The beneficiary clause in Pillar 3b
Unlike Pillar 3a, Pillar 3b (unrestricted pension provision) leaves a almost total freedom in the designation of beneficiaries. The policyholder can name anyone he or she chooses: spouse, partner, children, parents, friends, or even a legal entity such as a foundation or association. There are, however, two important limits to this flexibility:
- Hereditary reserve: as with 3a, the surrender value of an endowment policy can be included in the calculation of the reserved portion. Heirs protected by law (spouse, descendants, parents in certain cases) can therefore bring an action for reduction if their rights are impaired.
- Premiums paid to 3b are not not deductible of taxable income (with exceptions in certain cantons).
- The capital received by the beneficiaries may, depending on the conditions, be fully exempt (e.g. life insurance with a minimum term of 5 years and payment after age 60).
- The cash surrender value of a 3b policy must be declared aswealth tax every year.

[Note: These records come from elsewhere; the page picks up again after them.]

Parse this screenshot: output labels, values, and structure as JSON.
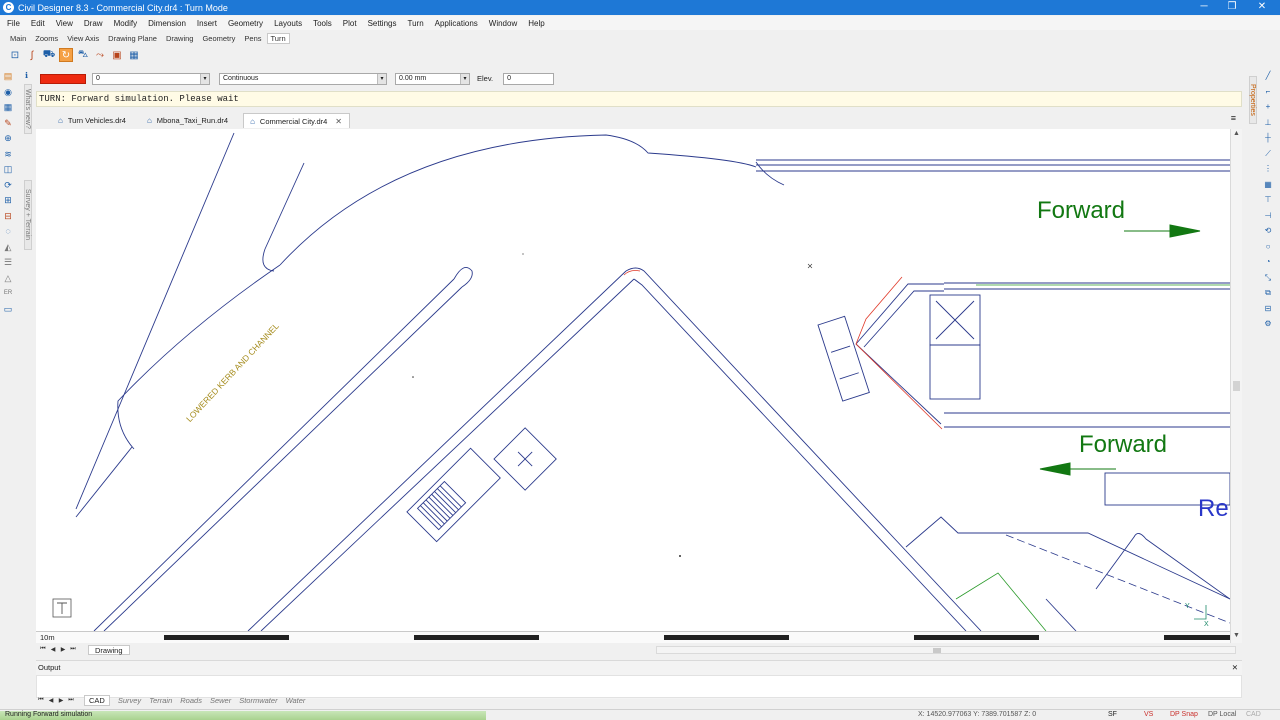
{
  "window": {
    "title": "Civil Designer 8.3 - Commercial City.dr4 : Turn Mode",
    "controls": {
      "minimize": "─",
      "restore": "❐",
      "close": "✕"
    }
  },
  "menu": [
    "File",
    "Edit",
    "View",
    "Draw",
    "Modify",
    "Dimension",
    "Insert",
    "Geometry",
    "Layouts",
    "Tools",
    "Plot",
    "Settings",
    "Turn",
    "Applications",
    "Window",
    "Help"
  ],
  "ribbon_tabs": [
    "Main",
    "Zooms",
    "View Axis",
    "Drawing Plane",
    "Drawing",
    "Geometry",
    "Pens",
    "Turn"
  ],
  "ribbon_active": "Turn",
  "toolbar_icons": [
    "select-icon",
    "curve-icon",
    "vehicle-edit-icon",
    "turn-mode-icon",
    "vehicle-icon",
    "route-icon",
    "template-icon",
    "table-icon"
  ],
  "properties": {
    "color": "#ee2a10",
    "layer_value": "0",
    "linetype": "Continuous",
    "pen_width": "0.00 mm",
    "elev_label": "Elev.",
    "elev_value": "0"
  },
  "command_line": "TURN: Forward simulation. Please wait",
  "doc_tabs": [
    {
      "label": "Turn Vehicles.dr4",
      "active": false
    },
    {
      "label": "Mbona_Taxi_Run.dr4",
      "active": false
    },
    {
      "label": "Commercial City.dr4",
      "active": true
    }
  ],
  "side_tabs": {
    "whats_new": "What's new?",
    "survey_terrain": "Survey + Terrain",
    "properties": "Properties"
  },
  "drawing": {
    "forward_top": "Forward",
    "forward_bottom": "Forward",
    "re_text": "Re",
    "kerb_label": "LOWERED KERB AND CHANNEL",
    "ucs_y": "Y",
    "ucs_x": "X"
  },
  "scale_label": "10m",
  "layout_tab": "Drawing",
  "output_title": "Output",
  "bottom_tabs": [
    {
      "label": "CAD",
      "active": true
    },
    {
      "label": "Survey",
      "active": false
    },
    {
      "label": "Terrain",
      "active": false
    },
    {
      "label": "Roads",
      "active": false
    },
    {
      "label": "Sewer",
      "active": false
    },
    {
      "label": "Stormwater",
      "active": false
    },
    {
      "label": "Water",
      "active": false
    }
  ],
  "status": {
    "text": "Running Forward simulation",
    "progress": 0.38,
    "coords": "X: 14520.977063  Y: 7389.701587  Z: 0",
    "flags": [
      "SF",
      "VS",
      "DP Snap",
      "DP Local",
      "CAD"
    ]
  }
}
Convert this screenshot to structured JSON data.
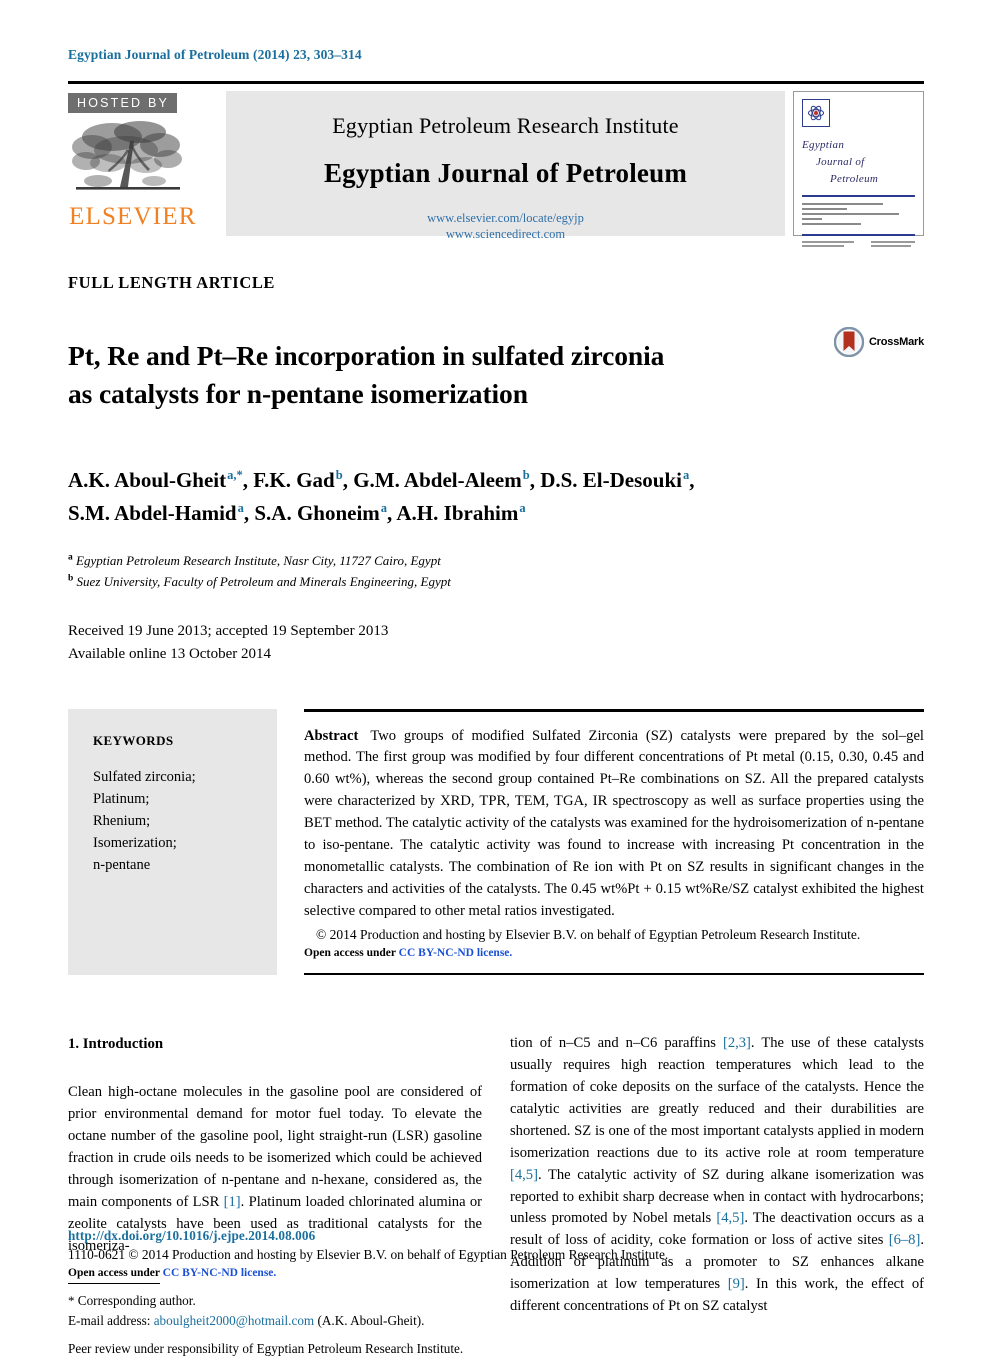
{
  "running_head": "Egyptian Journal of Petroleum (2014) 23, 303–314",
  "masthead": {
    "hosted_by": "HOSTED BY",
    "publisher_name": "ELSEVIER",
    "institute": "Egyptian Petroleum Research Institute",
    "journal": "Egyptian Journal of Petroleum",
    "link1": "www.elsevier.com/locate/egyjp",
    "link2": "www.sciencedirect.com",
    "cover": {
      "line1": "Egyptian",
      "line2": "Journal of",
      "line3": "Petroleum"
    }
  },
  "article": {
    "type": "FULL LENGTH ARTICLE",
    "title_line1": "Pt, Re and Pt–Re incorporation in sulfated zirconia",
    "title_line2": "as catalysts for n-pentane isomerization",
    "crossmark_label": "CrossMark"
  },
  "authors": {
    "line1": [
      {
        "name": "A.K. Aboul-Gheit",
        "sup": "a,*"
      },
      {
        "name": "F.K. Gad",
        "sup": "b"
      },
      {
        "name": "G.M. Abdel-Aleem",
        "sup": "b"
      },
      {
        "name": "D.S. El-Desouki",
        "sup": "a"
      }
    ],
    "line2": [
      {
        "name": "S.M. Abdel-Hamid",
        "sup": "a"
      },
      {
        "name": "S.A. Ghoneim",
        "sup": "a"
      },
      {
        "name": "A.H. Ibrahim",
        "sup": "a"
      }
    ]
  },
  "affiliations": [
    {
      "marker": "a",
      "text": "Egyptian Petroleum Research Institute, Nasr City, 11727 Cairo, Egypt"
    },
    {
      "marker": "b",
      "text": "Suez University, Faculty of Petroleum and Minerals Engineering, Egypt"
    }
  ],
  "dates": {
    "received": "Received 19 June 2013; accepted 19 September 2013",
    "available": "Available online 13 October 2014"
  },
  "keywords": {
    "heading": "KEYWORDS",
    "items": "Sulfated zirconia;\nPlatinum;\nRhenium;\nIsomerization;\nn-pentane"
  },
  "abstract": {
    "label": "Abstract",
    "text": "Two groups of modified Sulfated Zirconia (SZ) catalysts were prepared by the sol–gel method. The first group was modified by four different concentrations of Pt metal (0.15, 0.30, 0.45 and 0.60 wt%), whereas the second group contained Pt–Re combinations on SZ. All the prepared catalysts were characterized by XRD, TPR, TEM, TGA, IR spectroscopy as well as surface properties using the BET method. The catalytic activity of the catalysts was examined for the hydroisomerization of n-pentane to iso-pentane. The catalytic activity was found to increase with increasing Pt concentration in the monometallic catalysts. The combination of Re ion with Pt on SZ results in significant changes in the characters and activities of the catalysts. The 0.45 wt%Pt + 0.15 wt%Re/SZ catalyst exhibited the highest selective compared to other metal ratios investigated.",
    "copyright": "© 2014 Production and hosting by Elsevier B.V. on behalf of Egyptian Petroleum Research Institute.",
    "open_access_prefix": "Open access under ",
    "license": "CC BY-NC-ND license."
  },
  "body": {
    "section_heading": "1. Introduction",
    "left_paragraph_part1": "Clean high-octane molecules in the gasoline pool are considered of prior environmental demand for motor fuel today. To elevate the octane number of the gasoline pool, light straight-run (LSR) gasoline fraction in crude oils needs to be isomerized which could be achieved through isomerization of n-pentane and n-hexane, considered as, the main components of LSR ",
    "cite_1": "[1]",
    "left_paragraph_part2": ". Platinum loaded chlorinated alumina or zeolite catalysts have been used as traditional catalysts for the isomeriza-",
    "right_part1": "tion of n–C5 and n–C6 paraffins ",
    "cite_23": "[2,3]",
    "right_part2": ". The use of these catalysts usually requires high reaction temperatures which lead to the formation of coke deposits on the surface of the catalysts. Hence the catalytic activities are greatly reduced and their durabilities are shortened. SZ is one of the most important catalysts applied in modern isomerization reactions due to its active role at room temperature ",
    "cite_45a": "[4,5]",
    "right_part3": ". The catalytic activity of SZ during alkane isomerization was reported to exhibit sharp decrease when in contact with hydrocarbons; unless promoted by Nobel metals ",
    "cite_45b": "[4,5]",
    "right_part4": ". The deactivation occurs as a result of loss of acidity, coke formation or loss of active sites ",
    "cite_68": "[6–8]",
    "right_part5": ". Addition of platinum as a promoter to SZ enhances alkane isomerization at low temperatures ",
    "cite_9": "[9]",
    "right_part6": ". In this work, the effect of different concentrations of Pt on SZ catalyst"
  },
  "footnotes": {
    "corresponding": "Corresponding author.",
    "email_label": "E-mail address:",
    "email": "aboulgheit2000@hotmail.com",
    "email_suffix": "(A.K. Aboul-Gheit).",
    "peer_review": "Peer review under responsibility of Egyptian Petroleum Research Institute."
  },
  "page_footer": {
    "doi": "http://dx.doi.org/10.1016/j.ejpe.2014.08.006",
    "issn_line": "1110-0621 © 2014 Production and hosting by Elsevier B.V. on behalf of Egyptian Petroleum Research Institute.",
    "open_access_prefix": "Open access under ",
    "license": "CC BY-NC-ND license."
  },
  "colors": {
    "link_blue": "#1a6f9e",
    "license_blue": "#1a4fd6",
    "elsevier_orange": "#F08022",
    "hosted_gray": "#6e6e6e",
    "panel_gray": "#e7e7e7"
  }
}
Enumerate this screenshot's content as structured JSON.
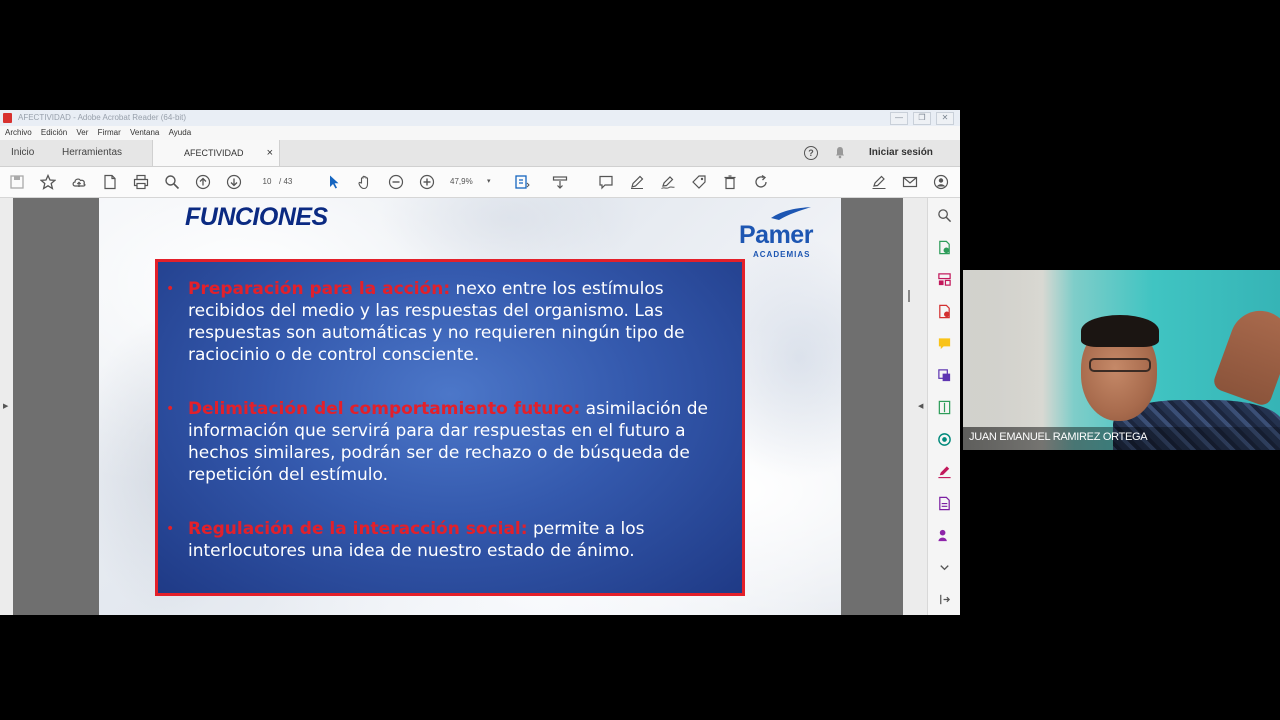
{
  "window": {
    "title": "AFECTIVIDAD - Adobe Acrobat Reader (64-bit)",
    "controls": [
      "—",
      "❐",
      "✕"
    ]
  },
  "menu": [
    "Archivo",
    "Edición",
    "Ver",
    "Firmar",
    "Ventana",
    "Ayuda"
  ],
  "tabs": {
    "home": "Inicio",
    "tools": "Herramientas",
    "document": "AFECTIVIDAD",
    "close": "×"
  },
  "header": {
    "help": "?",
    "signin": "Iniciar sesión"
  },
  "toolbar": {
    "page_current": "10",
    "page_total": "/ 43",
    "zoom": "47,9%",
    "zoom_caret": "▾"
  },
  "slide": {
    "title": "FUNCIONES",
    "logo_brand": "Pamer",
    "logo_sub": "ACADEMIAS",
    "bullets": [
      {
        "heading": "Preparación para la acción:",
        "text": " nexo entre los estímulos recibidos del medio y las respuestas del organismo. Las respuestas son automáticas y no requieren ningún tipo de raciocinio o de control consciente."
      },
      {
        "heading": "Delimitación del comportamiento futuro:",
        "text": " asimilación de información que servirá para dar respuestas en el futuro a hechos similares, podrán ser de rechazo o de búsqueda de repetición del estímulo."
      },
      {
        "heading": "Regulación de la interacción social:",
        "text": " permite a los interlocutores una idea de nuestro estado de ánimo."
      }
    ]
  },
  "webcam": {
    "participant_name": "JUAN EMANUEL RAMIREZ ORTEGA"
  },
  "colors": {
    "slide_title": "#0b2a82",
    "box_border": "#e3202a",
    "box_fill": "#3459ad",
    "logo": "#1d56b2"
  }
}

A special case exists for term life insurance without savings, as these have no surrender value. This means they are not included in the calculation of the reserved shares, and the beneficiary receives the full death benefit, without any possibility of reduction.
Frequently asked questions
3a is strictly regulated by the OPP 3: the order of beneficiaries is set by law, with limited scope for personalization.
The 3b option is much freer: you can designate any person or entity as beneficiary, subject to compliance with any reserved portions.
Not automatically. They must meet specific conditions (uninterrupted cohabitation for at least 5 years, or responsibility for joint children) and be designated in writing as beneficiaries.
In principle, no: it is paid directly to the beneficiary. However, the cash surrender value of a savings policy can be taken into account when calculating the reserved portions.